Key areas to watch out:
1. Cease shipment or equivalent wordings
Factor or client must stop shipment when debtor is overdue in payment as defined by the credit insurer or if the factor or client is aware of any adverse information pertaining to debtor.. As informing the insurer may cause the debtor limit to be withdrawn some clients may avoid reporting so that they can continue to ship to the debtor. This is breached of the insurance policy and insurer may not pay the claim.
Due to the unpopularity of cease shipment with the insured , such clause is not so apparent now and it may appear in other clauses with similar meaning and effect. For example insured self withdrawal of debtor limit upon occurance of certain events is tantamount to cease shipment. Cancelation of debtor limit due to occurance of certain events is also another example of cease shipment.
2. Conditions imposed by the credit insurance when granting the limit
3. Policy limit
Although credit insurance may establish limit for a few debtors, it will only pay up to the policy limit.
For example:
Policy limit is $ 1 million with 5 debtors of $ 1 million each. Total debtor limit is $5 million. In the event of multiple debtors failure, the insurance company will pay only up to policy limit of $1 million.
Policy limit may also be subject to the premium paid. For example , the policy limit could be 40 times of premium paid.
Client could have a policy limit of $5 million and subject to the premium paid. If the client paid premium of $50,000, the policy limit will be $ 2million.
4. Protracted default or insolvency
If overseas debtor is covered, protracted default policy is preferred as it may be quite difficult to make a debtor insolvent in some countries and the act of insolvency may differ from the insurer's definition.
5. Shipment policy
Factor/client should ensure that the credit insurance is a shipment policy. In shipment policy loss arising from the invoice is covered even when the loss occurs after the expiry of policy so long as the goods are shipped during the policy period
6. Policy assign to other factor
Some client may use the same insurance policy and assign different debtor to different factor. Unless the policy limit is attached to the debtor assigned, the payment will be subject to the policy limit. Assuming client has a policy limit of $1 million and has 5 debtors with a debtor limit of $1 million each. Each debtor is assigned to five different factors. One of the debtors fails and the claim is $1 million, the other four factors will not be able to claim should any of the other debtors fail as the claim has reached the policy limit.

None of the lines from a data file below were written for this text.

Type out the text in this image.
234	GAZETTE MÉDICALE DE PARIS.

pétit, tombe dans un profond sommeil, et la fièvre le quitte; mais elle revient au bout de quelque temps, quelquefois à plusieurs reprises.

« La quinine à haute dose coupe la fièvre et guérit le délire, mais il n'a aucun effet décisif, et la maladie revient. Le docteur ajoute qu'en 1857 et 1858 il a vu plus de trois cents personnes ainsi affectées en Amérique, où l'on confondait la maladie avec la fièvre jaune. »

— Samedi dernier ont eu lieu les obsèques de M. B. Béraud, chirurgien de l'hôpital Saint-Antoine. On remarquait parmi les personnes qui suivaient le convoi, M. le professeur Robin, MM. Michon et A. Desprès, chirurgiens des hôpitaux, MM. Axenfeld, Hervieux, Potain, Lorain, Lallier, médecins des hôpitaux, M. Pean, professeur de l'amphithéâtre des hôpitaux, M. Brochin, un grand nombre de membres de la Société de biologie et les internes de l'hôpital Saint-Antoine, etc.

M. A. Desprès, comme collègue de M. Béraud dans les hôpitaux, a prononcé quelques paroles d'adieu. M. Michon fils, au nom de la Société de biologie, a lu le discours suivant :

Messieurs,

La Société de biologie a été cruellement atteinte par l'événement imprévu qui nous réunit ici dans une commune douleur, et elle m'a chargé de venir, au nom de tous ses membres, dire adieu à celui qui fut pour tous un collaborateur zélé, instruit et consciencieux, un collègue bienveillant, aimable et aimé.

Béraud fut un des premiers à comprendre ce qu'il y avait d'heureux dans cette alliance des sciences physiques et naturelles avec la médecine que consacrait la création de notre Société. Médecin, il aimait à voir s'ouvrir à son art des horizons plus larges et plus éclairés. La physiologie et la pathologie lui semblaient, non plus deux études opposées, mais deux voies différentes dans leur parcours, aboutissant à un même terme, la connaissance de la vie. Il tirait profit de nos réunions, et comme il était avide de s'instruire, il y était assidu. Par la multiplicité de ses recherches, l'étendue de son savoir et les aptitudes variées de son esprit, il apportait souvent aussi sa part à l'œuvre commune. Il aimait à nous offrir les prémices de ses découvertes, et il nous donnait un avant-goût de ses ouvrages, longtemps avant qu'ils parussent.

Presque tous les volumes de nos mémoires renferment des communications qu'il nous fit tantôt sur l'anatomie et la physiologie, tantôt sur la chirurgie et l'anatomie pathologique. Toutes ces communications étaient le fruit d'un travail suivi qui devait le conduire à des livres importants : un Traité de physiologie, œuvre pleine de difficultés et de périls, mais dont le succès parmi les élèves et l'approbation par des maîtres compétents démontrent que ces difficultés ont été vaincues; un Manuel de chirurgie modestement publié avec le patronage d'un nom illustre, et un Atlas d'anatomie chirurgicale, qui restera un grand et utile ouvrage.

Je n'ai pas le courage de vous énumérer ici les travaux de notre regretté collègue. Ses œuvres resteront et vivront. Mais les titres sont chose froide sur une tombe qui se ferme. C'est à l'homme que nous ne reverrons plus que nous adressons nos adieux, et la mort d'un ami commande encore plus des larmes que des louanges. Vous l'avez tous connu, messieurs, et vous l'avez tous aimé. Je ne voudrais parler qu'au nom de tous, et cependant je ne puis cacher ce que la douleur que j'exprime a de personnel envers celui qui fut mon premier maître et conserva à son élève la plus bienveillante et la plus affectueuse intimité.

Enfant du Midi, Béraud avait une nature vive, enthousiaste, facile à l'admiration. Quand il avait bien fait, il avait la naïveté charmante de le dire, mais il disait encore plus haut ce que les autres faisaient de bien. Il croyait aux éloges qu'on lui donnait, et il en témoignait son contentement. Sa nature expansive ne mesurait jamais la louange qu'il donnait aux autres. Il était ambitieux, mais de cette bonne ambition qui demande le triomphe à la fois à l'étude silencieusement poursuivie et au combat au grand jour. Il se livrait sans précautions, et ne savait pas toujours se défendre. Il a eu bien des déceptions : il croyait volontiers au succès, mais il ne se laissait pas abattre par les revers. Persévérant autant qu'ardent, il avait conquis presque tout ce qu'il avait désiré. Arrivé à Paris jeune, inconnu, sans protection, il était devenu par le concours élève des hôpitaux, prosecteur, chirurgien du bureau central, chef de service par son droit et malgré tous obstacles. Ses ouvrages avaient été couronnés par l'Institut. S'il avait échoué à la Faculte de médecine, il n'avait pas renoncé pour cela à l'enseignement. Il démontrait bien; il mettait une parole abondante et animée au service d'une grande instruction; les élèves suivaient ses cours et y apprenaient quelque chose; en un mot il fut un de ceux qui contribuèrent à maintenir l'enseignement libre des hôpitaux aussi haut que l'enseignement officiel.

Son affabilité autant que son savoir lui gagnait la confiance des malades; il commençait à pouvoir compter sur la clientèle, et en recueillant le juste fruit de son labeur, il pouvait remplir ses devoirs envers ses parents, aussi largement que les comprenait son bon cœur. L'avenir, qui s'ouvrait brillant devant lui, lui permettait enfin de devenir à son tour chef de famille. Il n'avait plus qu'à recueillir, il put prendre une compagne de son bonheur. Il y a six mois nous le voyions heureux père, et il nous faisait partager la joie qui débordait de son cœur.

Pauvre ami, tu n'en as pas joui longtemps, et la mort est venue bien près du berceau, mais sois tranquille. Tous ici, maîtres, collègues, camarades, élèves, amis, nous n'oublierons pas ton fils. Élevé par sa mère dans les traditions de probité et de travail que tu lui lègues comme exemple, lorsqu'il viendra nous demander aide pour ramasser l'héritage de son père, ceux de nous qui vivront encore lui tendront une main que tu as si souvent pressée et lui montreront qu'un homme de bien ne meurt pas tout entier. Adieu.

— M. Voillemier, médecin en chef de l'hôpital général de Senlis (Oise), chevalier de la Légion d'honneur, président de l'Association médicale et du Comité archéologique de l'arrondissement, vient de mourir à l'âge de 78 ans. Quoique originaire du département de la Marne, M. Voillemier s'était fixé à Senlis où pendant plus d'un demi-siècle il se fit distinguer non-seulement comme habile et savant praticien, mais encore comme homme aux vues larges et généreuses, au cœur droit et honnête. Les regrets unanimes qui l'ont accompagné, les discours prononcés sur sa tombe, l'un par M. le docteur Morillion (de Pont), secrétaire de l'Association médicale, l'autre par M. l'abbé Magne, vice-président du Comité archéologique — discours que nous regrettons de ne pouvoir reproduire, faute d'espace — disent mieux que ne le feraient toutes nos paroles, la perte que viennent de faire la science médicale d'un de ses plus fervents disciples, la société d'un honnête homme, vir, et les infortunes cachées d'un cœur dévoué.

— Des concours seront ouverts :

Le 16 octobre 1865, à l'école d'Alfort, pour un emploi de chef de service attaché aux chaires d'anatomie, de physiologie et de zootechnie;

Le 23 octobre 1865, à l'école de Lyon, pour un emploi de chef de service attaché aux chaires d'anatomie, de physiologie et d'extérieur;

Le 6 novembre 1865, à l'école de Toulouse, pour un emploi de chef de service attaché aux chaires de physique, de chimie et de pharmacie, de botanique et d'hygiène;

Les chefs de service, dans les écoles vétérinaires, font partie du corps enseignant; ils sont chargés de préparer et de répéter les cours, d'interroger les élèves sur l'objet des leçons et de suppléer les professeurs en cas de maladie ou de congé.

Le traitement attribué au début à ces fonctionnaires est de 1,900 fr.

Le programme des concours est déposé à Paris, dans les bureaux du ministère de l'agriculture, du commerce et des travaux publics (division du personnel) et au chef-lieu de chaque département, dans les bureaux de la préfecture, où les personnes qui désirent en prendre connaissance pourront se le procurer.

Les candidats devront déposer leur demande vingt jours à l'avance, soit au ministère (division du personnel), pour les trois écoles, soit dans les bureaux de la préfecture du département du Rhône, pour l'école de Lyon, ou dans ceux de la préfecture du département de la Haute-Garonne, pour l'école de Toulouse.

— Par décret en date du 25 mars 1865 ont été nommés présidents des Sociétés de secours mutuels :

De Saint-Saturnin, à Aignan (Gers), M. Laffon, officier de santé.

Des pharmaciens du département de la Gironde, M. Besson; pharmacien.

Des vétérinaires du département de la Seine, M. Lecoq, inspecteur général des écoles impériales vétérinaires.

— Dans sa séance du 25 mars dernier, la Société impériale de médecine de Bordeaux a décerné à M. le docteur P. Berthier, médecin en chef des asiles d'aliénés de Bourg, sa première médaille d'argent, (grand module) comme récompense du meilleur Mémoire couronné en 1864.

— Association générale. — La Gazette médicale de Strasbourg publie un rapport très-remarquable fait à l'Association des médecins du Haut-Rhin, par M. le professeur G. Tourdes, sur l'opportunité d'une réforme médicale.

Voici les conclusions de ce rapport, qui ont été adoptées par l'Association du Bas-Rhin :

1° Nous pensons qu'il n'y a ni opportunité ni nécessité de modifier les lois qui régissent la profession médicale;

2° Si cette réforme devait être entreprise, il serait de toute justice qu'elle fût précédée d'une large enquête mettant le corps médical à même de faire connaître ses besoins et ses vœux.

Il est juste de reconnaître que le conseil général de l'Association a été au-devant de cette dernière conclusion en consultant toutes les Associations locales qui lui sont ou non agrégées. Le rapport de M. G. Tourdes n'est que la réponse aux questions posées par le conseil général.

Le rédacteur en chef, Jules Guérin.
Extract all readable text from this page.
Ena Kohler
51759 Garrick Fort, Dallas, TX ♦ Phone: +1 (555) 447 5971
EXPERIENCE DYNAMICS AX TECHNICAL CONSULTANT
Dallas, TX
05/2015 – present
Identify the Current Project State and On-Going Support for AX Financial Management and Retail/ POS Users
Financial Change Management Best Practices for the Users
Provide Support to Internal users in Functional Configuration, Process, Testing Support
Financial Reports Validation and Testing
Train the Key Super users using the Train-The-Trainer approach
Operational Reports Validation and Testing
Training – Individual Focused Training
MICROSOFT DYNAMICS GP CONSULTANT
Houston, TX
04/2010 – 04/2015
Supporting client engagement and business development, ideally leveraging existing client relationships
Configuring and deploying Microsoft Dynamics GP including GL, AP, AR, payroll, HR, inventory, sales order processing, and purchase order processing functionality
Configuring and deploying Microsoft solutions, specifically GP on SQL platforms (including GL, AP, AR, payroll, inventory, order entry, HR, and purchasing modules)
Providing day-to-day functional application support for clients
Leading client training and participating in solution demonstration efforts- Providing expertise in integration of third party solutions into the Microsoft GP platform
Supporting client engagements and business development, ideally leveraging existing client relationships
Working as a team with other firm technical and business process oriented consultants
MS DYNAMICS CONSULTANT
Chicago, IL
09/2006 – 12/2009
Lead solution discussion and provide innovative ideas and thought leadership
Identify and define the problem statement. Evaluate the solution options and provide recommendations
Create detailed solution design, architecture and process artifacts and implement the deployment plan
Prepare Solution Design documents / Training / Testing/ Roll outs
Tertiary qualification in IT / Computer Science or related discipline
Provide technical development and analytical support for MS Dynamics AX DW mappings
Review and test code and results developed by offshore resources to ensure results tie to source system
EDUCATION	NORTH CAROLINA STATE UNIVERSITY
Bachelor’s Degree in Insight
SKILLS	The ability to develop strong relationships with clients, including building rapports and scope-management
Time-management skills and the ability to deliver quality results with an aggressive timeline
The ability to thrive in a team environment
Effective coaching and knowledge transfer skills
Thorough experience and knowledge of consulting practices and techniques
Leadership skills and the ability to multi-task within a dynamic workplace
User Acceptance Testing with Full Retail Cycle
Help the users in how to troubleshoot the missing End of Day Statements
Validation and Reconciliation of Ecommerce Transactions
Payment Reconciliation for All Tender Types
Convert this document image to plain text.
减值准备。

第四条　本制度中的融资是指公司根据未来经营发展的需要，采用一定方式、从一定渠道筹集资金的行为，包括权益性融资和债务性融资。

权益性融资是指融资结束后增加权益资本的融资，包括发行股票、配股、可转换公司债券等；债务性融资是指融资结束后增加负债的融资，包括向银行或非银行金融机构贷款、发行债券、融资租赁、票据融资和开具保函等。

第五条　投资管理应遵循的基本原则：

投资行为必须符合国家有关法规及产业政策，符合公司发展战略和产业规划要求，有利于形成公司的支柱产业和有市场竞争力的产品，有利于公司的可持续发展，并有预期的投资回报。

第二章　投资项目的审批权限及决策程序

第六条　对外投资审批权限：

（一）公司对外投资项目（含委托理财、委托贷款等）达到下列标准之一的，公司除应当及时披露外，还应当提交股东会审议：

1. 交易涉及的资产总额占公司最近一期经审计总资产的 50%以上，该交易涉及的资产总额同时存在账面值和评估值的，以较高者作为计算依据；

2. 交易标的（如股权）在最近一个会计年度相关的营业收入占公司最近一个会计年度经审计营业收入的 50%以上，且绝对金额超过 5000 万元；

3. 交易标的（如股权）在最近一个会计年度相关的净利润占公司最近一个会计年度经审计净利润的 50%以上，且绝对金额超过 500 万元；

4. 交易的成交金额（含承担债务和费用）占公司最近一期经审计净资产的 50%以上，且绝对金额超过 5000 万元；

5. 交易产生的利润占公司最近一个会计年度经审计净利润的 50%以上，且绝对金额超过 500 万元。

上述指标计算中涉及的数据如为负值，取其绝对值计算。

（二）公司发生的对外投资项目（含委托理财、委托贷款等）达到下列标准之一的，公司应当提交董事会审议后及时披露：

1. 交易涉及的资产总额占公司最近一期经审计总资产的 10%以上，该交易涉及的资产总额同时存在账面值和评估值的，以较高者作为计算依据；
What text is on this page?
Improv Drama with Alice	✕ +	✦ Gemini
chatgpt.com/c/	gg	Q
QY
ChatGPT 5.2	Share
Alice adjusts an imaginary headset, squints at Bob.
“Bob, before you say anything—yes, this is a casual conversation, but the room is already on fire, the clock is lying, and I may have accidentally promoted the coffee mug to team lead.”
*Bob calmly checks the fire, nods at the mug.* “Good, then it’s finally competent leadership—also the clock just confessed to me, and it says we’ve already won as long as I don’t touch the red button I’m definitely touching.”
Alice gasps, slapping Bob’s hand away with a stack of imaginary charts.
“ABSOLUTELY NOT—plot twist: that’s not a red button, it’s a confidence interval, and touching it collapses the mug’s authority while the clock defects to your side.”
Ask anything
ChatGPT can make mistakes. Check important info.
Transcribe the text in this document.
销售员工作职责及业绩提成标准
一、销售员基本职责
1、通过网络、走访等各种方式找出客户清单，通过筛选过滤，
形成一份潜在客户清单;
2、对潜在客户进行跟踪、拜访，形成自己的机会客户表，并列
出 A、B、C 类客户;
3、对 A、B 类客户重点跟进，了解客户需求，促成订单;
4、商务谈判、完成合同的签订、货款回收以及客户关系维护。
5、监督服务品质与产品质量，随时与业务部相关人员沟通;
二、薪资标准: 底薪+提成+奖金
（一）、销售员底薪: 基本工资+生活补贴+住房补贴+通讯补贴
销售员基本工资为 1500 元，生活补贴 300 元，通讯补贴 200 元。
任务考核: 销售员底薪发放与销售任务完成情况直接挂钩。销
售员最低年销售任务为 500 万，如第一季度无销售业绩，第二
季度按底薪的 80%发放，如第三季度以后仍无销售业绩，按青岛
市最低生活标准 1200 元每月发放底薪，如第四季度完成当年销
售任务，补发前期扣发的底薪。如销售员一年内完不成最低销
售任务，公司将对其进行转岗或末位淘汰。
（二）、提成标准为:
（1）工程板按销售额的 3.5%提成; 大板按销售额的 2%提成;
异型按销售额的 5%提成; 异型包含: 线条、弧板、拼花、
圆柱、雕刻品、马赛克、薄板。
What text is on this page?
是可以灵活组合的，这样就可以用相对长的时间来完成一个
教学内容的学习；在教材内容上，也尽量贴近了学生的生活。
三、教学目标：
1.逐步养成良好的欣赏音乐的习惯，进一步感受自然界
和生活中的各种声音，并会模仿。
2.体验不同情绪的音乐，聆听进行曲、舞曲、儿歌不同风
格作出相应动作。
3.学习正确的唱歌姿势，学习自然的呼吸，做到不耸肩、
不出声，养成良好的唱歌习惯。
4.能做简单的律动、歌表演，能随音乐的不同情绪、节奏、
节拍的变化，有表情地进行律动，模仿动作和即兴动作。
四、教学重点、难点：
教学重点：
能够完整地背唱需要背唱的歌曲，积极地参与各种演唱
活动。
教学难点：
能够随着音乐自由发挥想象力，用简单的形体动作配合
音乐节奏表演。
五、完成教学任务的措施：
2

7. Loss payee endorsement or assignment of insurance policy, co insured
In loss payee endorsement, the factor cannot take action against the insurance company if it fails to pay a claim. On the other hand under assignment or co insured the factor can pursue against the insurance company. This is important in the event the client is uncooperative or insolvent.
8. Trade Dispute
Credit insurance does not cover trade dispute. If there is a trade dispute, the credit insurance will not pay the claim.
9. Overdue notification
Insured has to notify the credit insurance of non payment based on the overdue as stipulate by the credit insurance. Failure to do so may result in the claim being rejected by the credit insurance company.